Texte et photos de Katerine-Lune Rollet
Tout d'abord, quelques précisons s'imposent sur l’appellation de cet endroit pittoresque. L’Isle-Verte désigne le village sur la côte entre Rivière-du-Loup et Rimouski. Il est souvent tristement associé à l’incendie dans une résidence de personnes âgées qui avait coûté la vie à 32 personnes en 2014. L’île Verte, située en face, c’est cette étendue de 11 kilomètres carrés vis-à-vis l’embouchure de la rivière Saguenay. On la nomme aussi la municipalité de Notre-Dame-des-Sept-Douleurs et ses habitants les… Verdoyants!
On ne retrouve aucune épicerie ou dépanneur sur l'île Verte. Pour les touristes et les 400 résidents «nomades» (qui partagent leur temps entre une autre résidence et l’île), les provisions doivent être faites avant de prendre le bateau. Il est aussi possible de communiquer avec la petite épicerie de L’Isle-Verte et de faire mettre sa commande sur le traversier.
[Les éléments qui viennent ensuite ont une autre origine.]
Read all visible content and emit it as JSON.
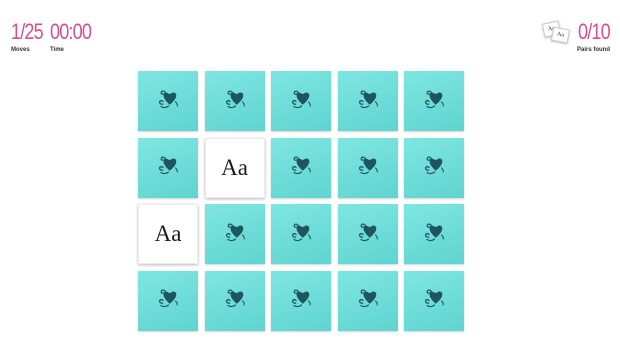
{
  "stats": {
    "moves": {
      "value": "1/25",
      "label": "Moves"
    },
    "time": {
      "value": "00:00",
      "label": "Time"
    },
    "pairs": {
      "value": "0/10",
      "label": "Pairs found"
    }
  },
  "pairs_icon": {
    "icon": "card-pair-icon",
    "card_a": "Aa",
    "card_b": "Aa"
  },
  "board": {
    "rows": 4,
    "cols": 5,
    "back_icon": "leaf-blob-icon",
    "back_color": "#66d9d5",
    "cards": [
      {
        "state": "down"
      },
      {
        "state": "down"
      },
      {
        "state": "down"
      },
      {
        "state": "down"
      },
      {
        "state": "down"
      },
      {
        "state": "down"
      },
      {
        "state": "up",
        "text": "Aa"
      },
      {
        "state": "down"
      },
      {
        "state": "down"
      },
      {
        "state": "down"
      },
      {
        "state": "up",
        "text": "Aa"
      },
      {
        "state": "down"
      },
      {
        "state": "down"
      },
      {
        "state": "down"
      },
      {
        "state": "down"
      },
      {
        "state": "down"
      },
      {
        "state": "down"
      },
      {
        "state": "down"
      },
      {
        "state": "down"
      },
      {
        "state": "down"
      }
    ]
  },
  "colors": {
    "accent": "#d94d8c",
    "card_back": "#66d9d5",
    "icon": "#1f5560"
  }
}
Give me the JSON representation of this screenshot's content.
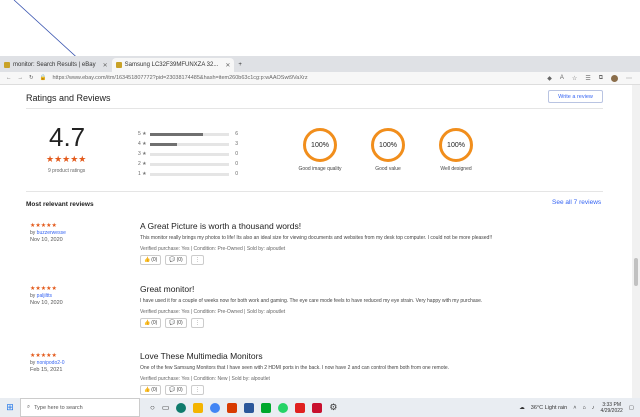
{
  "browser": {
    "tabs": [
      {
        "label": "monitor: Search Results | eBay",
        "active": false
      },
      {
        "label": "Samsung LC32F39MFUNXZA 32...",
        "active": true
      }
    ],
    "new_tab": "+",
    "url": "https://www.ebay.com/itm/163451807772?pid=23038174485&hash=item260b63c1cg:p:wAAOSwt9VaXrz"
  },
  "ratings": {
    "title": "Ratings and Reviews",
    "write_review": "Write a review",
    "average": "4.7",
    "stars": "★★★★★",
    "count_label": "9 product ratings",
    "histogram": [
      {
        "label": "5",
        "count": "6",
        "fraction": 0.667
      },
      {
        "label": "4",
        "count": "3",
        "fraction": 0.333
      },
      {
        "label": "3",
        "count": "0",
        "fraction": 0
      },
      {
        "label": "2",
        "count": "0",
        "fraction": 0
      },
      {
        "label": "1",
        "count": "0",
        "fraction": 0
      }
    ],
    "circles": [
      {
        "value": "100%",
        "label": "Good image quality"
      },
      {
        "value": "100%",
        "label": "Good value"
      },
      {
        "value": "100%",
        "label": "Well designed"
      }
    ]
  },
  "reviews": {
    "title": "Most relevant reviews",
    "see_all": "See all 7 reviews",
    "items": [
      {
        "stars": "★★★★★",
        "by_prefix": "by",
        "author": "buzzerwesse",
        "date": "Nov 10, 2020",
        "title": "A Great Picture is worth a thousand words!",
        "body": "This monitor really brings my photos to life! Its also an ideal size for viewing documents and websites from my desk top computer. I could not be more pleased!!",
        "verified": "Verified purchase: Yes | Condition: Pre-Owned | Sold by: alpoutlet",
        "up": "(0)",
        "down": "(0)"
      },
      {
        "stars": "★★★★★",
        "by_prefix": "by",
        "author": "paljiltts",
        "date": "Nov 10, 2020",
        "title": "Great monitor!",
        "body": "I have used it for a couple of weeks now for both work and gaming. The eye care mode feels to have reduced my eye strain. Very happy with my purchase.",
        "verified": "Verified purchase: Yes | Condition: Pre-Owned | Sold by: alpoutlet",
        "up": "(0)",
        "down": "(0)"
      },
      {
        "stars": "★★★★★",
        "by_prefix": "by",
        "author": "nonipodo2-0",
        "date": "Feb 15, 2021",
        "title": "Love These Multimedia Monitors",
        "body": "One of the few Samsung Monitors that I have seen with 2 HDMI ports in the back. I now have 2 and can control them both from one remote.",
        "verified": "Verified purchase: Yes | Condition: New | Sold by: alpoutlet",
        "up": "(0)",
        "down": "(0)"
      }
    ]
  },
  "taskbar": {
    "search_placeholder": "Type here to search",
    "weather": "36°C  Light rain",
    "time": "3:33 PM",
    "date": "4/29/2022"
  },
  "colors": {
    "star": "#e35a1b",
    "circle": "#f18e1c",
    "link": "#3665f3"
  }
}
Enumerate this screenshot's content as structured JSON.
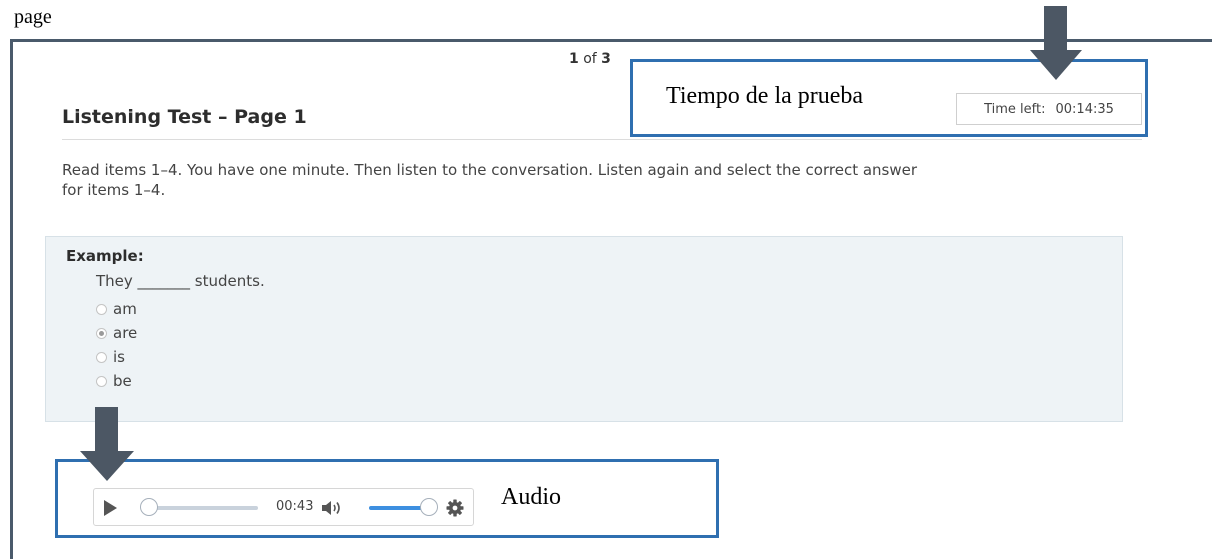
{
  "top_label": "page",
  "pagination": {
    "current": "1",
    "of_label": "of",
    "total": "3"
  },
  "page_title": "Listening Test – Page 1",
  "timer": {
    "label": "Time left:",
    "value": "00:14:35"
  },
  "instructions": "Read items 1–4. You have one minute. Then listen to the conversation. Listen again and select the correct answer for items 1–4.",
  "example": {
    "label": "Example:",
    "question": "They _______ students.",
    "options": [
      {
        "label": "am",
        "selected": false
      },
      {
        "label": "are",
        "selected": true
      },
      {
        "label": "is",
        "selected": false
      },
      {
        "label": "be",
        "selected": false
      }
    ]
  },
  "audio_player": {
    "time": "00:43",
    "seek_progress": 0,
    "volume": 1.0,
    "play_icon": "play-icon",
    "volume_icon": "volume-icon",
    "settings_icon": "gear-icon"
  },
  "annotations": {
    "timer_callout": "Tiempo de la prueba",
    "audio_callout": "Audio",
    "arrow_color": "#4c5764",
    "box_color": "#2f6fb0"
  }
}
«L’été, deux fois par mois, nous nous rendons au IGA de Rivière-du-Loup pour faire nos emplettes. Et avant que l’hiver n’arrive, il faut tout prévoir: on achète en grandes quantités les carottes et les patates et on remplit les congélateurs de viande», me raconte Guy Langelier, retraité et Verdoyant permanent. Cet ancien inspecteur des aliments pour le ministère de l'Agriculture, des Pêcheries et de l' Alimentation du Québec a eu un coup de cœur pour l'endroit en 1982 et y a acheté un terrain. Il conduit aujourd’hui la navette électrique des circuits touristiques. «Avant l’arrivée du traversier, quand je venais à mon terrain, il fallait que j’appelle un des résidants de l’île pour qu’il vienne me chercher en bateau.» Ce problème d’accessibilité maintenait les propriétés à un très bas prix et lui avait permis d’acheter son lot de terre pour quelques centaines de dollars. Pendant notre conversation, je lui ai fait remarquer que, maintenant les résidences sont deux ou trois fois plus chères que leur équivalent sur la terre ferme. «La venue du traversier dans les années 1990 a fait grimper les prix et le tourisme», me répond-il.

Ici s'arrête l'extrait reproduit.